The comment just about blew in the windows of the House of Elijah. To Elijah, it was more than doctrinal affront, it was a repudiation of his humble fork, it was an eager acceptance to the white man’s banquet. He summoned Ali to the mansion and, with Ali looking like a grave prelate, he defrocked him of whatever he was supposed to be. Ali was stripped of his Muslim name, suspended for a year, and generally denounced as a helpless fool, slithering on the floor in front of the feet of white power and money.
In the Muslim newspaper Muhammad Speaks, Elijah elaborated in a statement: “We tell the world we’re not with Muhammad Ali,” he began, then went on to say that Ali could not “speak to, visit with, or be seen with any Muslim, or take part in any Muslim religious activity.” He described his actions as those of a fool, of someone who did not want his survival to come from Allah, but from his enemy, the white man. “Mr. Muhammad Ali,” he said, “has sporting blood. Mr. Muhammad Ali wants a place in this sport world. He loves it. We will call him Cassius Clay.”
The inconsistency of Elijah’s edict shouted for illumination. He had allowed Ali to fight as a minister. He had even let his son manage him. Muslim laws, that is Elijah’s, were in pieces already. Now, by his condemnation, he was fortifying the government’s case that Ali was not sincere in his beliefs. One of Ali’s lawyers was as befogged as everyone else: “It doesn’t make sense. No use in trying to figure it out, because we are not dealing with reasonable people.” Nor did it make much sense to Muslims close to Ali, who had done everything asked of him.
His conviction appeal to the Fifth Circuit Court was at this point also pending, and Elijah’s casting Ali as an unworthy Muslim was bad timing. It probably had no impact on the denial of the appeal, but it compromised him badly to his detractors and doubters; there, you see, even Elijah was branding him as a phony. The appeal denial did not shake Ali; the old man’s excommunication did. He was contrite, puzzled, and now vowed to silence, for “talking too much has got me into this trouble.”

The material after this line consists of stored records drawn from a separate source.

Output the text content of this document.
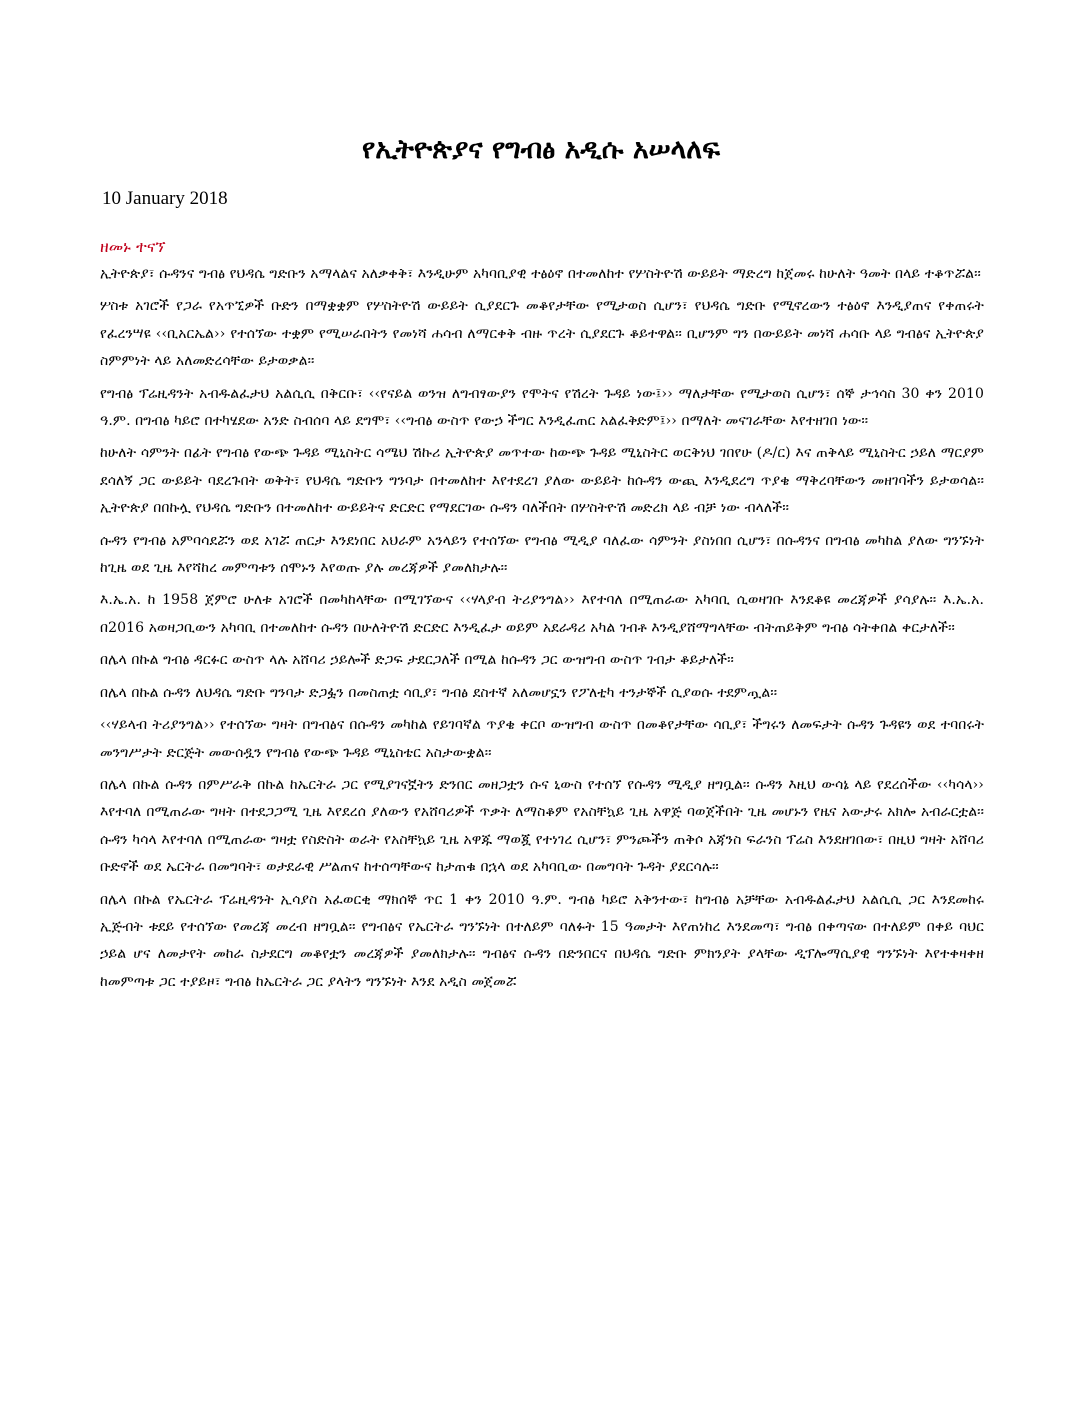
የኢትዮጵያና የግብፅ አዲሱ አሠላለፍ

10 January 2018

ዘመኑ ተናኘ

ኢትዮጵያ፣ ሱዳንና ግብፅ የህዳሴ ግድቡን አማላልና አለቃቀቅ፣ እንዲሁም አካባቢያዊ ተፅዕኖ በተመለከተ የሦስትዮሽ ውይይት ማድረግ ከጀመሩ ከሁለት ዓመት በላይ ተቆጥሯል፡፡

ሦስቱ አገሮች የጋራ የአጥኚዎች ቡድን በማቋቋም የሦስትዮሽ ውይይት ሲያደርጉ መቆየታቸው የሚታወስ ሲሆን፣ የህዳሴ ግድቡ የሚኖረውን ተፅዕኖ እንዲያጠና የቀጠሩት የፈረንሣዩ ‹‹ቢአርኤል›› የተሰኘው ተቋም የሚሠራበትን የመነሻ ሐሳብ ለማርቀቅ ብዙ ጥረት ሲያደርጉ ቆይተዋል፡፡ ቢሆንም ግን በውይይት መነሻ ሐሳቡ ላይ ግብፅና ኢትዮጵያ ስምምነት ላይ አለመድረሳቸው ይታወቃል፡፡

የግብፅ ፕሬዚዳንት አብዱልፈታህ አልሲሲ በቅርቡ፣ ‹‹የናይል ወንዝ ለግብፃውያን የሞትና የሽረት ጉዳይ ነው፤›› ማለታቸው የሚታወስ ሲሆን፣ ሰኞ ታኅሳስ 30 ቀን 2010 ዓ.ም. በግብፅ ካይሮ በተካሄደው አንድ ስብሰባ ላይ ደግሞ፣ ‹‹ግብፅ ውስጥ የውኃ ችግር እንዲፈጠር አልፈቅድም፤›› በማለት መናገራቸው እየተዘገበ ነው፡፡

ከሁለት ሳምንት በፊት የግብፅ የውጭ ጉዳይ ሚኒስትር ሳሜህ ሽኩሪ ኢትዮጵያ መጥተው ከውጭ ጉዳይ ሚኒስትር ወርቅነህ ገበየሁ (ዶ/ር) እና ጠቅላይ ሚኒስትር ኃይለ ማርያም ደሳለኝ ጋር ውይይት ባደረጉበት ወቅት፣ የህዳሴ ግድቡን ግንባታ በተመለከተ እየተደረገ ያለው ውይይት ከሱዳን ውጪ እንዲደረግ ጥያቄ ማቅረባቸውን መዘገባችን ይታወሳል፡፡ ኢትዮጵያ በበኩሏ የህዳሴ ግድቡን በተመለከተ ውይይትና ድርድር የማደርገው ሱዳን ባለችበት በሦስትዮሽ መድረክ ላይ ብቻ ነው ብላለች፡፡

ሱዳን የግብፅ አምባሳደሯን ወደ አገሯ ጠርታ እንደነበር አህራም አንላይን የተሰኘው የግብፅ ሚዲያ ባለፈው ሳምንት ያስነበበ ሲሆን፣ በሱዳንና በግብፅ መካከል ያለው ግንኙነት ከጊዜ ወደ ጊዜ እየሻከረ መምጣቱን ሰሞኑን እየወጡ ያሉ መረጃዎች ያመለክታሉ፡፡

እ.ኤ.አ. ከ 1958 ጀምሮ ሁለቱ አገሮች በመካከላቸው በሚገኘውና ‹‹ሃላያብ ትሪያንግል›› እየተባለ በሚጠራው አካባቢ ሲወዛገቡ እንደቆዩ መረጃዎች ያሳያሉ፡፡ እ.ኤ.አ. በ2016 አወዛጋቢውን አካባቢ በተመለከተ ሱዳን በሁለትዮሽ ድርድር እንዲፈታ ወይም አደራዳሪ አካል ገብቶ እንዲያሸማግላቸው ብትጠይቅም ግብፅ ሳትቀበል ቀርታለች፡፡

በሌላ በኩል ግብፅ ዳርፉር ውስጥ ላሉ አሸባሪ ኃይሎች ድጋፍ ታደርጋለች በሚል ከሱዳን ጋር ውዝግብ ውስጥ ገብታ ቆይታለች፡፡

በሌላ በኩል ሱዳን ለህዳሴ ግድቡ ግንባታ ድጋፏን በመስጠቷ ሳቢያ፣ ግብፅ ደስተኛ አለመሆኗን የፖለቲካ ተንታኞች ሲያወሱ ተደምጧል፡፡

‹‹ሃይላብ ትሪያንግል›› የተሰኘው ግዛት በግብፅና በሱዳን መካከል የይገባኛል ጥያቄ ቀርቦ ውዝግብ ውስጥ በመቆየታቸው ሳቢያ፣ ችግሩን ለመፍታት ሱዳን ጉዳዩን ወደ ተባበሩት መንግሥታት ድርጅት መውሰዷን የግብፅ የውጭ ጉዳይ ሚኒስቴር አስታውቋል፡፡

በሌላ በኩል ሱዳን በምሥራቅ በኩል ከኤርትራ ጋር የሚያገናኟትን ድንበር መዘጋቷን ሱና ኒውስ የተሰኘ የሱዳን ሚዲያ ዘግቧል፡፡ ሱዳን እዚህ ውሳኔ ላይ የደረሰችው ‹‹ካሳላ›› እየተባለ በሚጠራው ግዛት በተደጋጋሚ ጊዜ እየደረሰ ያለውን የአሸባሪዎች ጥቃት ለማስቆም የአስቸኳይ ጊዜ አዋጅ ባወጀችበት ጊዜ መሆኑን የዜና አውታሩ አክሎ አብራርቷል፡፡ ሱዳን ካሳላ እየተባለ በሚጠራው ግዛቷ የስድስት ወራት የአስቸኳይ ጊዜ አዋጁ ማወጇ የተነገረ ሲሆን፣ ምንጮችን ጠቅሶ አጃንስ ፍራንስ ፕሬስ እንደዘገበው፣ በዚህ ግዛት አሸባሪ ቡድኖች ወደ ኤርትራ በመግባት፣ ወታደራዊ ሥልጠና ከተሰጣቸውና ከታጠቁ በኋላ ወደ አካባቢው በመግባት ጉዳት ያደርሳሉ፡፡

በሌላ በኩል የኤርትራ ፕሬዚዳንት ኢሳያስ አፈወርቂ ማክሰኞ ጥር 1 ቀን 2010 ዓ.ም. ግብፅ ካይሮ አቅንተው፣ ከግብፅ አቻቸው አብዱልፈታህ አልሲሲ ጋር እንደመከሩ ኢጅብት ቱደይ የተሰኘው የመረጃ መረብ ዘግቧል፡፡ የግብፅና የኤርትራ ግንኙነት በተለይም ባለፉት 15 ዓመታት እየጠነከረ እንደመጣ፣ ግብፅ በቀጣናው በተለይም በቀይ ባህር ኃይል ሆና ለመታየት መከራ ስታደርግ መቆየቷን መረጃዎች ያመለክታሉ፡፡ ግብፅና ሱዳን በድንበርና በህዳሴ ግድቡ ምክንያት ያላቸው ዲፕሎማሲያዊ ግንኙነት እየተቀዛቀዘ ከመምጣቱ ጋር ተያይዞ፣ ግብፅ ከኤርትራ ጋር ያላትን ግንኙነት እንደ አዲስ መጀመሯ
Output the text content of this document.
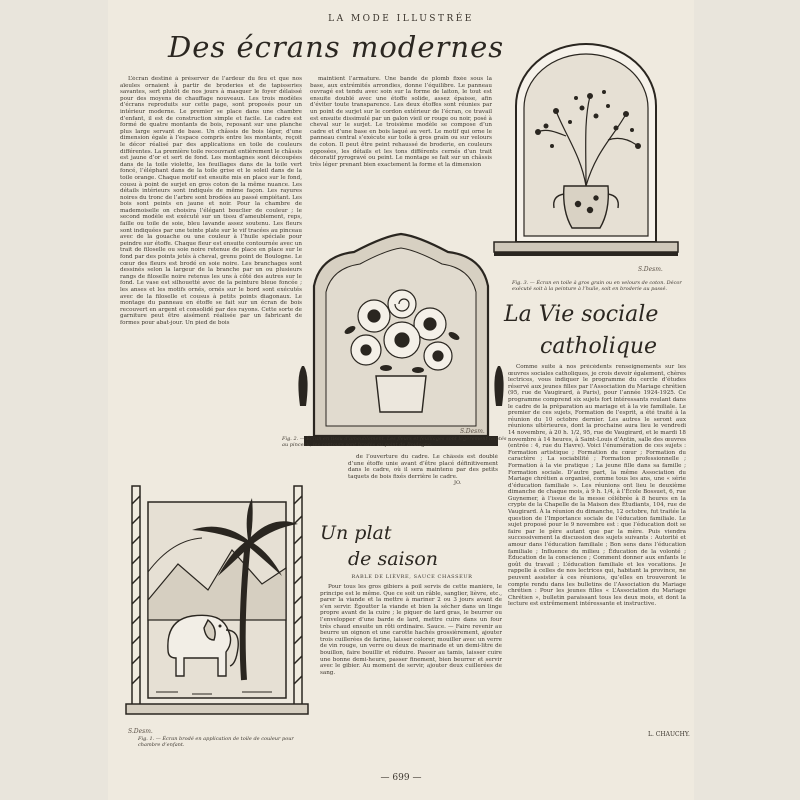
LA MODE ILLUSTRÉE
Des écrans modernes

L’écran destiné à préserver de l’ardeur du feu et que nos aïeules ornaient à partir de broderies et de tapisseries savantes, sert plutôt de nos jours à masquer le foyer délaissé pour des moyens de chauffage nouveaux. Les trois modèles d’écrans reproduits sur cette page, sont proposés pour un intérieur moderne. Le premier se place dans une chambre d’enfant, il est de construction simple et facile. Le cadre est formé de quatre montants de bois, reposant sur une planche plus large servant de base. Un châssis de bois léger, d’une dimension égale à l’espace compris entre les montants, reçoit le décor réalisé par des applications en toile de couleurs différentes. La première toile recouvrant entièrement le châssis est jaune d’or et sert de fond. Les montagnes sont découpées dans de la toile violette, les feuillages dans de la toile vert foncé, l’éléphant dans de la toile grise et le soleil dans de la toile orange. Chaque motif est ensuite mis en place sur le fond, cousu à point de surjet en gros coton de la même nuance. Les détails intérieurs sont indiqués de même façon. Les rayures noires du tronc de l’arbre sont brodées au passé empiétant. Les bois sont peints en jaune et noir. Pour la chambre de mademoiselle on choisira l’élégant bouclier de couleur ; le second modèle est exécuté sur un tissu d’ameublement, reps, faille ou toile de soie, bleu lavande assez soutenu. Les fleurs sont indiquées par une teinte plate sur le vif tracées au pinceau avec de la gouache ou une couleur à l’huile spéciale pour peindre sur étoffe. Chaque fleur est ensuite contournée avec un trait de filoselle ou soie noire retenue de place en place sur le fond par des points jetés à cheval, grenu point de Boulogne. Le cœur des fleurs est brodé en soie noire. Les branchages sont dessinés selon la largeur de la branche par un ou plusieurs rangs de filoselle noire retenus les uns à côté des autres sur le fond. Le vase est silhouetté avec de la peinture bleue foncée ; les anses et les motifs ornés, ornés sur le bord sont exécutés avec de la filoselle et cousus à petits points diagonaux. Le montage du panneau en étoffe se fait sur un écran de bois recouvert en argent et consolidé par des rayons. Cette sorte de garniture peut être aisément réalisée par un fabricant de formes pour abat-jour. Un pied de bois

maintient l’armature. Une bande de plomb fixée sous la base, aux extrémités arrondies, donne l’équilibre. Le panneau ouvragé est tendu avec soin sur la forme de laiton, le tout est ensuite doublé avec une étoffe solide, assez épaisse, afin d’éviter toute transparence. Les deux étoffes sont réunies par un point de surjet sur le cordon extérieur de l’écran, ce travail est ensuite dissimulé par un galon vieil or rouge ou noir, posé à cheval sur le surjet. Le troisième modèle se compose d’un cadre et d’une base en bois laqué au vert. Le motif qui orne le panneau central s’exécute sur toile à gros grain ou sur velours de coton. Il peut être peint rehaussé de broderie, en couleurs opposées, les détails et les tons différents cernés d’un trait décoratif pyrogravé ou peint. Le montage se fait sur un châssis très léger prenant bien exactement la forme et la dimension

S.Desm.
Fig. 3. — Écran en toile à gros grain ou en velours de coton. Décor exécuté soit à la peinture à l’huile, soit en broderie au passé.
S.Desm.
Fig. 2. — Écran en tissu d’ameublement. Les fleurs et feuillages sont légèrement teintés au pinceau, les contours sont brodés au point de Boulogne.
La Vie sociale
catholique

Comme suite à nos précédents renseignements sur les œuvres sociales catholiques, je crois devoir également, chères lectrices, vous indiquer le programme du cercle d’études réservé aux jeunes filles par l’Association du Mariage chrétien (95, rue de Vaugirard, à Paris), pour l’année 1924-1925. Ce programme comprend six sujets fort intéressants roulant dans le cadre de la préparation au mariage et à la vie familiale. Le premier de ces sujets, Formation de l’esprit, a été traité à la réunion du 10 octobre dernier. Les autres le seront aux réunions ultérieures, dont la prochaine aura lieu le vendredi 14 novembre, à 20 h. 1/2, 95, rue de Vaugirard, et le mardi 18 novembre à 14 heures, à Saint-Louis d’Antin, salle des œuvres (entrée : 4, rue du Havre). Voici l’énumération de ces sujets : Formation artistique ; Formation du cœur ; Formation du caractère ; La sociabilité ; Formation professionnelle ; Formation à la vie pratique ; La jeune fille dans sa famille ; Formation sociale. D’autre part, la même Association du Mariage chrétien a organisé, comme tous les ans, une « série d’éducation familiale ». Les réunions ont lieu le deuxième dimanche de chaque mois, à 9 h. 1/4, à l’École Bossuet, 6, rue Guynemer, à l’issue de la messe célébrée à 8 heures en la crypte de la Chapelle de la Maison des Étudiants, 104, rue de Vaugirard. À la réunion du dimanche, 12 octobre, fut traitée la question de l’Importance sociale de l’éducation familiale. Le sujet proposé pour le 9 novembre est : que l’éducation doit se faire par le père autant que par la mère. Puis viendra successivement la discussion des sujets suivants : Autorité et amour dans l’éducation familiale ; Bon sens dans l’éducation familiale ; Influence du milieu ; Éducation de la volonté ; Éducation de la conscience ; Comment donner aux enfants le goût du travail ; L’éducation familiale et les vocations. Je rappelle à celles de nos lectrices qui, habitant la province, ne peuvent assister à ces réunions, qu’elles en trouveront le compte rendu dans les bulletins de l’Association du Mariage chrétien : Pour les jeunes filles « L’Association du Mariage Chrétien », bulletin paraissant tous les deux mois, et dont la lecture est extrêmement intéressante et instructive.

L. CHAUCHY.

de l’ouverture du cadre. Le châssis est doublé d’une étoffe unie avant d’être placé définitivement dans le cadre, où il sera maintenu par des petits taquets de bois fixés derrière le cadre.

JO.
S.Desm.
Fig. 1. — Écran brodé en application de toile de couleur pour chambre d’enfant.
Un plat
de saison
RABLE DE LIÈVRE, SAUCE CHASSEUR

Pour tous les gros gibiers à poil servis de cette manière, le principe est le même. Que ce soit un râble, sanglier, lièvre, etc., parer la viande et la mettre à mariner 2 ou 3 jours avant de s’en servir. Égoutter la viande et bien la sécher dans un linge propre avant de la cuire ; le piquer de lard gras, le beurrer ou l’envelopper d’une barde de lard, mettre cuire dans un four très chaud ensuite un rôti ordinaire. Sauce. — Faire revenir au beurre un oignon et une carotte hachés grossièrement, ajouter trois cuillerées de farine, laisser colorer, mouiller avec un verre de vin rouge, un verre ou deux de marinade et un demi-litre de bouillon, faire bouillir et réduire. Passer au tamis, laisser cuire une bonne demi-heure, passer finement, bien beurrer et servir avec le gibier. Au moment de servir, ajouter deux cuillerées de sang.

— 699 —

He hadn’t talked too much. After all the frustration, Ali had only started to share Herbert’s optimism, suddenly fired by what he thought would happen legally. If Elijah was harsh and erratic with Ali, he didn’t glance at the culpability of Herbert, who should have been bounced, too. Prior to the appeal, Herbert seemed certain they would get a nolle prosequi (a refusal of the government to prosecute further), and three days before Elijah’s purging of Ali he was trying to arrange a fight. With that view on his mind, Ali took seriously to roadwork in the morning, and he understandably felt that his return was imminent, hence his response on TV. Herbert would ultimately misread the government and be caught off-guard by his father’s new slant on Muslim veracity. Ali said he was now going “to pray hard and study hard, no runnin’ ’round on television.” He was asked by a friend soon after, if he was still running in the morning. “Sure enough,” he said.